Technology has seen rapid growth in accurate and easy-to-use diagnostic tests that can be carried out at home by the consumer. Rather than going to a doctor first, many people are opting to purchase tests and self-diagnose before seeking medical treatment. These tests, as well as medical diagnostic machines, have become more readily accessible to consumers, and this trend is set to increase as more diagnostic devices and tests are developed. This will result in a decrease in doctors’ appointments and may alleviate strain on the healthcare system.

Retail Healthcare

Retailers are increasingly able to offer their customers various medical procedures that were previously the domain of the medical profession. Covid played a role in making vaccinations available at various non-medical outlets. Having blood pressure tested or doing blood tests is being made available at retail stores and this trend is set to accelerate. This also reduces the load on the medical profession.

Digital Mindset And Big Data 

Without a digital mindset, a health-tech company will not be able to compete effectively in the healthcare market. There is an increased need for healthcare data to be collated and available for analysis. The medico-technical industry needs access to big data to fuel innovation in research and the development of medical devices. The NHS has prioritised information integration across the board. Real-world data is necessary to determine the efficacy and side effects of drugs and medical treatments.
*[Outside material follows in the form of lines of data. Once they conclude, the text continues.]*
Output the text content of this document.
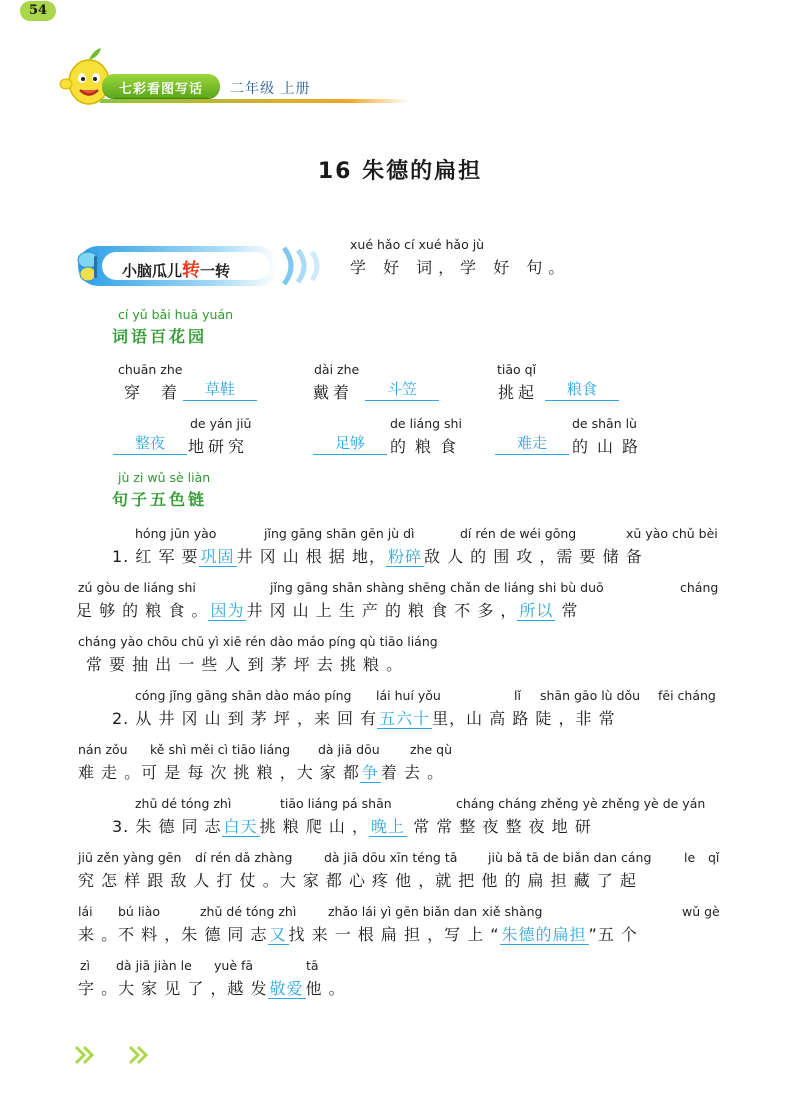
七彩看图写话	二年级 上册
16 朱德的扁担
小脑瓜儿转一转
xué hǎo cí xué hǎo jù
学 好 词，学 好 句。
cí yǔ bǎi huā yuán
词语百花园
chuān zhe
穿 着	草鞋
dài zhe
戴着	斗笠
tiāo qǐ
挑起	粮食
de yán jiū
整夜	地研究
de liáng shi
足够	的粮食
de shān lù
难走	的山路
jù zi wǔ sè liàn
句子五色链
hóng jūn yào	jǐng gāng shān gēn jù dì	dí rén de wéi gōng	xū yào chǔ bèi
1. 红 军 要 巩固 井 冈 山 根 据 地， 粉碎 敌 人 的 围 攻 ，需 要 储 备
zú gòu de liáng shi	jǐng gāng shān shàng shēng chǎn de liáng shi bù duō	cháng
足 够 的 粮 食 。 因为 井 冈 山 上 生 产 的 粮 食 不 多 ， 所以 常
cháng yào chōu chū yì xiē rén dào máo píng qù tiāo liáng
常 要 抽 出 一 些 人 到 茅 坪 去 挑 粮 。
cóng jǐng gāng shān dào máo píng lái huí yǒu	lǐ shān gāo lù dǒu fēi cháng
2. 从 井 冈 山 到 茅 坪 ，来 回 有 五六十 里，山 高 路 陡 ，非 常
nán zǒu kě shì měi cì tiāo liáng dà jiā dōu zhe qù
难 走 。可 是 每 次 挑 粮 ，大 家 都 争 着 去 。
zhū dé tóng zhì	tiāo liáng pá shān	cháng cháng zhěng yè zhěng yè de yán
3. 朱 德 同 志 白天 挑 粮 爬 山 ， 晚上 常 常 整 夜 整 夜 地 研
jiū zěn yàng gēn dí rén dǎ zhàng	dà jiā dōu xīn téng tā jiù bǎ tā de biǎn dan cáng	le qǐ
究 怎 样 跟 敌 人 打 仗 。大 家 都 心 疼 他 ，就 把 他 的 扁 担 藏 了 起
lái bú liào	zhū dé tóng zhì	zhǎo lái yì gēn biǎn dan xiě shàng	wǔ gè
来 。不 料 ，朱 德 同 志 又 找 来 一 根 扁 担 ，写 上 “ 朱德的扁担 ”五 个
zì dà jiā jiàn le yuè fā	tā
字 。大 家 见 了 ，越 发 敬爱 他 。
54
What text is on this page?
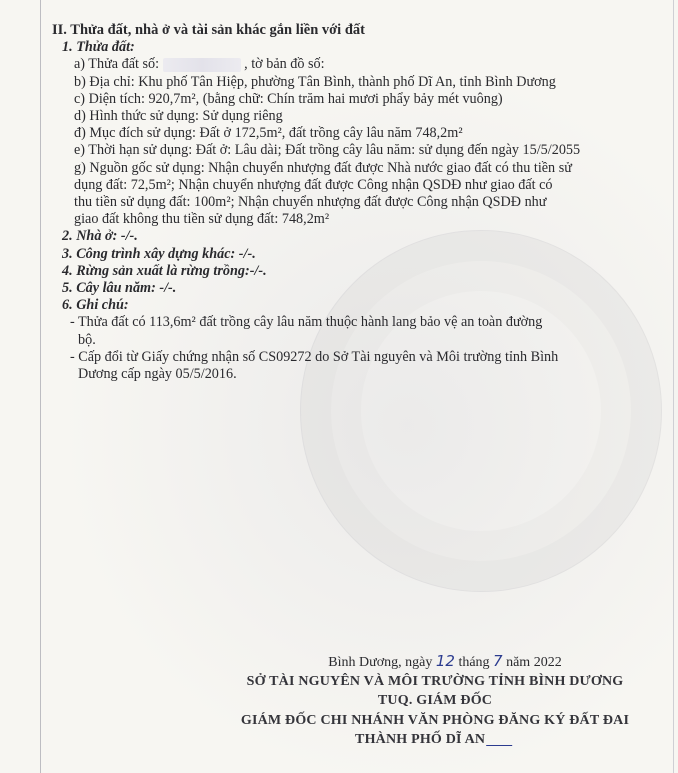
II. Thửa đất, nhà ở và tài sản khác gắn liền với đất
1. Thửa đất:
a) Thửa đất số:	, tờ bản đồ số:
b) Địa chỉ: Khu phố Tân Hiệp, phường Tân Bình, thành phố Dĩ An, tỉnh Bình Dương
c) Diện tích: 920,7m², (bằng chữ: Chín trăm hai mươi phẩy bảy mét vuông)
d) Hình thức sử dụng: Sử dụng riêng
đ) Mục đích sử dụng: Đất ở 172,5m², đất trồng cây lâu năm 748,2m²
e) Thời hạn sử dụng: Đất ở: Lâu dài; Đất trồng cây lâu năm: sử dụng đến ngày 15/5/2055
g) Nguồn gốc sử dụng: Nhận chuyển nhượng đất được Nhà nước giao đất có thu tiền sử
dụng đất: 72,5m²; Nhận chuyển nhượng đất được Công nhận QSDĐ như giao đất có
thu tiền sử dụng đất: 100m²; Nhận chuyển nhượng đất được Công nhận QSDĐ như
giao đất không thu tiền sử dụng đất: 748,2m²
2. Nhà ở: -/-.
3. Công trình xây dựng khác: -/-.
4. Rừng sản xuất là rừng trồng:-/-.
5. Cây lâu năm: -/-.
6. Ghi chú:
- Thửa đất có 113,6m² đất trồng cây lâu năm thuộc hành lang bảo vệ an toàn đường
bộ.
- Cấp đổi từ Giấy chứng nhận số CS09272 do Sở Tài nguyên và Môi trường tỉnh Bình
Dương cấp ngày 05/5/2016.
Bình Dương, ngày 12 tháng 7 năm 2022
SỞ TÀI NGUYÊN VÀ MÔI TRƯỜNG TỈNH BÌNH DƯƠNG
TUQ. GIÁM ĐỐC
GIÁM ĐỐC CHI NHÁNH VĂN PHÒNG ĐĂNG KÝ ĐẤT ĐAI
THÀNH PHỐ DĨ AN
Wearable Technologies And Software 

Patients are better able to take charge of their health as a result of the availability of wearable medical devices and matching software that makes reports and records data on a smartphone. Preventative care is being made possible by artificial intelligence (AI) as technologies are being designed to test for cancers ahead of symptoms appearing. There is still some reluctance to use AI, but it has become a reality and is here to stay. Increasing numbers of medical devices will use AI.

Telemedicine And Remote Monitoring

Again, Covid was partly responsible for the increase in telemedicine. But with restrictions removed, patients continue to select this option for its convenience and lower costs. Medical devices that are used for remote patient monitoring (RPM) have become fairly commonplace and will become a fixture in healthcare facilities. Additionally, devices are being developed to make a diagnosis and recommend a treatment protocol. This is being complemented by electronic health record systems, wearable technology, etc., which is set to expand in 2023 and going forward. RPM will have a marked effect on how medical devices are regulated.

Personalised Medicine

Medical devices capable of diagnostic tests and DNA sequencers are anticipated to grow strongly in 2023 and the following years. This was preceded by discoveries in genomics that has helped medical practitioners arrive at increased knowledge of the causes and cures for diseases. Medical treatment can thus be personalised for individual patients instead of a broad and identical protocol for all patients.

Medical devices are giving patients more autonomy over their bodies and helping physicians to provide targeted, personalised treatments.